# jazz pianist seeks quiet place



## nitefly (Nov 25, 2011)

Let me introduce myself. I am Tim. How are you? I am a pianist from The US. I would like to find a room or condo or place to live that is quiet and decent. Can you help me? I am responsible and clean. I would like the room to be located on one of the outlying islands or kowloon but I need good ferry access to hong kong central. And thankyou so much for your time.


----------



## dunmovin (Dec 19, 2008)

nitefly said:


> Let me introduce myself. I am Tim. How are you? I am a pianist from The US. I would like to find a room or condo or place to live that is quiet and decent. Can you help me? I am responsible and clean. I would like the room to be located on one of the outlying islands or kowloon but I need good ferry access to hong kong central. And thankyou so much for your time.

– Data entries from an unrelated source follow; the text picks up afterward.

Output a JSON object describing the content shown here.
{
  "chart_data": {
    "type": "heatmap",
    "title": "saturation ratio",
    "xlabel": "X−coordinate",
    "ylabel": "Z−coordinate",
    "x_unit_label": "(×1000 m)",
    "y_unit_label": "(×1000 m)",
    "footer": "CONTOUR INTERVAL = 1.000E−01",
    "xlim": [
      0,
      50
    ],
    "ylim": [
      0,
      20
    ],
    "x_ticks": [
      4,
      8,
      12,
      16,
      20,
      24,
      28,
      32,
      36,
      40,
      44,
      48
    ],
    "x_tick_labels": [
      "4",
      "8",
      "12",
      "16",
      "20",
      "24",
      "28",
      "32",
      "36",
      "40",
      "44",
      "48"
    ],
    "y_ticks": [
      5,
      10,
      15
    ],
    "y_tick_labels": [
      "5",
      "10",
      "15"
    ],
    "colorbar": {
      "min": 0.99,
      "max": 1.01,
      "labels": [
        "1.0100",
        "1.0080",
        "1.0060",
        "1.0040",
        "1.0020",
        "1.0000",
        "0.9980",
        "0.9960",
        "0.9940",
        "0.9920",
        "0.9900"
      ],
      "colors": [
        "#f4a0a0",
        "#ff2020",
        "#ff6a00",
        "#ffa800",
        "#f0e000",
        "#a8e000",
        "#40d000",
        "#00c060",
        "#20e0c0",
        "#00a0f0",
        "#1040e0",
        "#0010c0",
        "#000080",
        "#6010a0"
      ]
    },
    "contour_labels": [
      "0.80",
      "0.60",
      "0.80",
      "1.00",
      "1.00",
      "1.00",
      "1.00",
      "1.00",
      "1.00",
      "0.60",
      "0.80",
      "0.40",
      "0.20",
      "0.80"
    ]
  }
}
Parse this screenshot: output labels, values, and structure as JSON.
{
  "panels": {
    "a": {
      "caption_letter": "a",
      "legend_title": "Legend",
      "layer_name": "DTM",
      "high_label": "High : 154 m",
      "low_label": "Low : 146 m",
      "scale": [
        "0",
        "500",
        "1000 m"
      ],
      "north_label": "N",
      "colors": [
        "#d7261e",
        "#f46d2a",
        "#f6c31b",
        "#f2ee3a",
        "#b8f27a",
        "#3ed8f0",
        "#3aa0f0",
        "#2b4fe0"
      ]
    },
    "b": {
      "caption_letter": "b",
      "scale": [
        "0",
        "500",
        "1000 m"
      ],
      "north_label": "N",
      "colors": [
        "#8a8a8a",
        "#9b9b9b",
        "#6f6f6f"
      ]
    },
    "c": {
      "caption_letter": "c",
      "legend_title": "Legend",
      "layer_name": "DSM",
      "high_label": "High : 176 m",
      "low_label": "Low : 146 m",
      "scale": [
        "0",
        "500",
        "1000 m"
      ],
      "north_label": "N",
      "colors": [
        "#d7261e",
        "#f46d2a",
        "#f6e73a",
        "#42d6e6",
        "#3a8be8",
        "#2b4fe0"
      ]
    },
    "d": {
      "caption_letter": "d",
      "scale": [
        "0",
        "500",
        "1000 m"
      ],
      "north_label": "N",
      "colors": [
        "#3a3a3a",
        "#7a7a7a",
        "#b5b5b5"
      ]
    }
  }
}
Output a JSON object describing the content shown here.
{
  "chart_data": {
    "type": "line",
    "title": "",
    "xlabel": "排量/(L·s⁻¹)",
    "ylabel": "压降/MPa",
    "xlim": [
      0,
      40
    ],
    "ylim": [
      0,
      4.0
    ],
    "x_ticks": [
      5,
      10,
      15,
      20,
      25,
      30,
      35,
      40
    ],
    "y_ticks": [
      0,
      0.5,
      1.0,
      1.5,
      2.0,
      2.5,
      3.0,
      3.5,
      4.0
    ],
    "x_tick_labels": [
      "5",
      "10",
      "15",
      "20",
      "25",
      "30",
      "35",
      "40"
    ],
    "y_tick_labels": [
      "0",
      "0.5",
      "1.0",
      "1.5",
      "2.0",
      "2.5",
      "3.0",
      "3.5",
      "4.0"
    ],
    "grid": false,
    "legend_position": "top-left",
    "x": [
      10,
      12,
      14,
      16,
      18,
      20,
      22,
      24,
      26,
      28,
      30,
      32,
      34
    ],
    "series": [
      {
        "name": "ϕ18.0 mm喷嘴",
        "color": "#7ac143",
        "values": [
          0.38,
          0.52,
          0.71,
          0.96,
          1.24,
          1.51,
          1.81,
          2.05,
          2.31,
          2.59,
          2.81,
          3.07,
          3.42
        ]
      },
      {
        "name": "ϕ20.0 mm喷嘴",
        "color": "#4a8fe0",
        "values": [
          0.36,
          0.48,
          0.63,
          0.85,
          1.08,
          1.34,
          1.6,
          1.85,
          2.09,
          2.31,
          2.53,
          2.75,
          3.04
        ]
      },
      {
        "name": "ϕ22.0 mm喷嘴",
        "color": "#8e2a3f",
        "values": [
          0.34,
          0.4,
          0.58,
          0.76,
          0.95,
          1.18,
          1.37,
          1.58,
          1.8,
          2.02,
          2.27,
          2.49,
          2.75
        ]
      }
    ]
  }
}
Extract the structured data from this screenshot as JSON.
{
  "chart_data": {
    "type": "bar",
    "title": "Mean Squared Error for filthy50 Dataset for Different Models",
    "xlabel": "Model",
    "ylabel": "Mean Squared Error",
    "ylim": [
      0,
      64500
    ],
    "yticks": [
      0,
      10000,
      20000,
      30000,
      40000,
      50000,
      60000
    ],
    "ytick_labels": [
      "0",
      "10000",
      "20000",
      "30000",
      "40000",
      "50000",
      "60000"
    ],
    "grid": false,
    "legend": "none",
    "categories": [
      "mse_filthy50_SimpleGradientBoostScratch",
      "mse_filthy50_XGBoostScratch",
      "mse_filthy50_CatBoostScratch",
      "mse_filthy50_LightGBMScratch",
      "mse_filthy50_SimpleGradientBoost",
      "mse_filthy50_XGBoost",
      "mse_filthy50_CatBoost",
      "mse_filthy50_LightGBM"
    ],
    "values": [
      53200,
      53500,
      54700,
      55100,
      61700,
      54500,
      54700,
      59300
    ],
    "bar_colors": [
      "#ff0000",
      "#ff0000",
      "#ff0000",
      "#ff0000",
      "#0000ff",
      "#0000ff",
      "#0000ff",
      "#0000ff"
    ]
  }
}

You are going to have to balance your "working Hours" with where you stay. Trust me, a journey from cental to lamma island in the early hours when all the regular ferries are off, in a sanpan run by an ancient Chinese granny and has all the stability of an inverted pyramid, is not for the faint-hearted. 

A friend of our's, a youngish Australian lad, had done this trip at 3:00 am. The next day he called us and pleaded that we came and picked him up (our boat was 33ftX12ft with twin 140 hp diesels)... by his description, what he got home that night on, was an overgrown coconut shell with a lawnmower engine and Norman Bates chinese aunt driving. Poor lad will always remember that night

around 3:00am, after an unwise late night cheese snack.


----------